Coal demand in the US may continue its downward trend in 2024 even though fewer power plant units are scheduled to close and some retirements have been delayed.

Coal-fired power plant unit retirements in 2024 are projected to number between six and eight, according to US Energy Information Administration (EIA) estimates and company announcements recorded by Argus. That is down from 22 units permanently closed in 2023.

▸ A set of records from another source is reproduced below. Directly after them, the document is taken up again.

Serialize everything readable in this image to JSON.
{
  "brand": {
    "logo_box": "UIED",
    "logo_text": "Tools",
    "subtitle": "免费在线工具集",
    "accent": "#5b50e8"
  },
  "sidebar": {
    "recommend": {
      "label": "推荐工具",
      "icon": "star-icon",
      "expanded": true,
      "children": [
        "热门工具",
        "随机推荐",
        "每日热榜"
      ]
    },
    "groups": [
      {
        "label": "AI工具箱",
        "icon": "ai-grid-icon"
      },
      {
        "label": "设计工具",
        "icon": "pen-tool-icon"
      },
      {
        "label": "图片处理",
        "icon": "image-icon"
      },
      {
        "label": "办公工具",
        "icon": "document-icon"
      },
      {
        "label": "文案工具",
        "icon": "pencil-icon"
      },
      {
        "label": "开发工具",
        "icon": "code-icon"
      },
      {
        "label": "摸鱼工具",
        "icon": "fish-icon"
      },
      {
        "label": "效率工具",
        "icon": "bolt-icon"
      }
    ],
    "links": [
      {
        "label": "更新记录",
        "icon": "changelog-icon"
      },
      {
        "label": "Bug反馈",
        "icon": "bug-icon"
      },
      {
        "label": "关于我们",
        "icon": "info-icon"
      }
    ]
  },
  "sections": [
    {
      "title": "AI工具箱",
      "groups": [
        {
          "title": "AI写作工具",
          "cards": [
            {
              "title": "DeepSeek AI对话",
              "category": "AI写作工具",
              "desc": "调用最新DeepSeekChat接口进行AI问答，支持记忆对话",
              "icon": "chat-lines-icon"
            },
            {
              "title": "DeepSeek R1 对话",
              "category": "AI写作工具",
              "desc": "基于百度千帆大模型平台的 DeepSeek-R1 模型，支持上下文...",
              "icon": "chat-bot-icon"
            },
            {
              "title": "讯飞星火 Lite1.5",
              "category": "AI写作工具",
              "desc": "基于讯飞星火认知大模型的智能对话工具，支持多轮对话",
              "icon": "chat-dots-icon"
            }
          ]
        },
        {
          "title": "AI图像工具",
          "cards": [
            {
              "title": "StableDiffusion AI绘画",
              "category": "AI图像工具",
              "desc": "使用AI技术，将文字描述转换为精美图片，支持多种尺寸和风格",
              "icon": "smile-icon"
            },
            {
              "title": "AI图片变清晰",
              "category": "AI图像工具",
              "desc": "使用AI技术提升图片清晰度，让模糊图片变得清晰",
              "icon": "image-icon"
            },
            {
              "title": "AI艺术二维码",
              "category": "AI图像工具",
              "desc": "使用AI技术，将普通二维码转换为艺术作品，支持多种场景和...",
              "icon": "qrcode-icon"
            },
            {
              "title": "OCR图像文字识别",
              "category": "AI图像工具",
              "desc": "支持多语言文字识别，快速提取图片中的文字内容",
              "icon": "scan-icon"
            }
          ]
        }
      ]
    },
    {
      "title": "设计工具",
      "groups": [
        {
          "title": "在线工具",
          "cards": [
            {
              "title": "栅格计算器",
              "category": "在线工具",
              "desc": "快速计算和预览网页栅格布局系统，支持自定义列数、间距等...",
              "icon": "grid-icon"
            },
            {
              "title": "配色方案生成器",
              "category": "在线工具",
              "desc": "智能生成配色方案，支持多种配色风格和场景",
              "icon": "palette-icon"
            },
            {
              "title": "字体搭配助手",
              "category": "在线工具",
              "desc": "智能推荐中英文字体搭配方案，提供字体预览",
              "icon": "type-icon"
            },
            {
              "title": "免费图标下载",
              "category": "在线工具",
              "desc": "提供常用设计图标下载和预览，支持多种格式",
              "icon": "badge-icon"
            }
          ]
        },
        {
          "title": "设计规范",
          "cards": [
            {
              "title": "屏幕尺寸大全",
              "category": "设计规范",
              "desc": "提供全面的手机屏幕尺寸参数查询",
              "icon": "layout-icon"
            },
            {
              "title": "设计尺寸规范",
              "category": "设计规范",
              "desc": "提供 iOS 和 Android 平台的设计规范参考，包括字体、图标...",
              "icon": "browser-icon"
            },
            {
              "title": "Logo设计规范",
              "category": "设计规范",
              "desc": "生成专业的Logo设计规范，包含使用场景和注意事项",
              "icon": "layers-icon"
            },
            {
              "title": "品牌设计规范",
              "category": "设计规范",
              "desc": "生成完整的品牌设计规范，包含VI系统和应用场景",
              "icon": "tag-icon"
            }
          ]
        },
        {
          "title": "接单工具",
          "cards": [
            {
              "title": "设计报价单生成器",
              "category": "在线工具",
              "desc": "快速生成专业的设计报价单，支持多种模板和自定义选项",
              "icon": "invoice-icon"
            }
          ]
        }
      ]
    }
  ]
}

The current expectation for 2024 coal plant retirements also is slightly lower than what the EIA was projecting at the start of 2023. In addition, four fewer coal units closed in 2023 than had been expected at the start of the year. Some power plant retirements have been delayed or have been flagged by grid operators as temporarily necessary for grid reliability.

But market fundamentals, including more competitive natural gas prices and expanding renewable generation capacity, are expected to continue to be less supportive of coal-fired generation and coal demand this year.

"There's a lot of questions that go into these coal unit [retirement] delays, including how long grids need these units to continue operating during peak demand," said Ian Lange, associate professor at Colorado School of Mines. "It could just be for a few hours or a few days in the winter... but the short period of operation makes me think it will probably not significantly impact coal demand."

The latest projections from the EIA have coal consumption by US electric power plants falling by 10pc this year to 346.5mn short tons (314.3mn metric tonnes).

The biggest shift in coal retirements in 2023 appears to have been in the PJM Interconnection. The grid operator initially had 11 coal units retiring in the first half of 2023, taking a combined capacity of 5,681.2MW offline. But two of those unit retirements were withdrawn after Omnis Fuel Technologies in August reopened the 1,200MW Pleasants power station in West Virginia with plans to eventually add technology to extract hydrogen from coal and run the plant on hydrogen.

For 2024, PJM so far has only one plant scheduled to close, AES' 180MW Warrior Run plant, according to the generation deactivations page on the grid operator's website.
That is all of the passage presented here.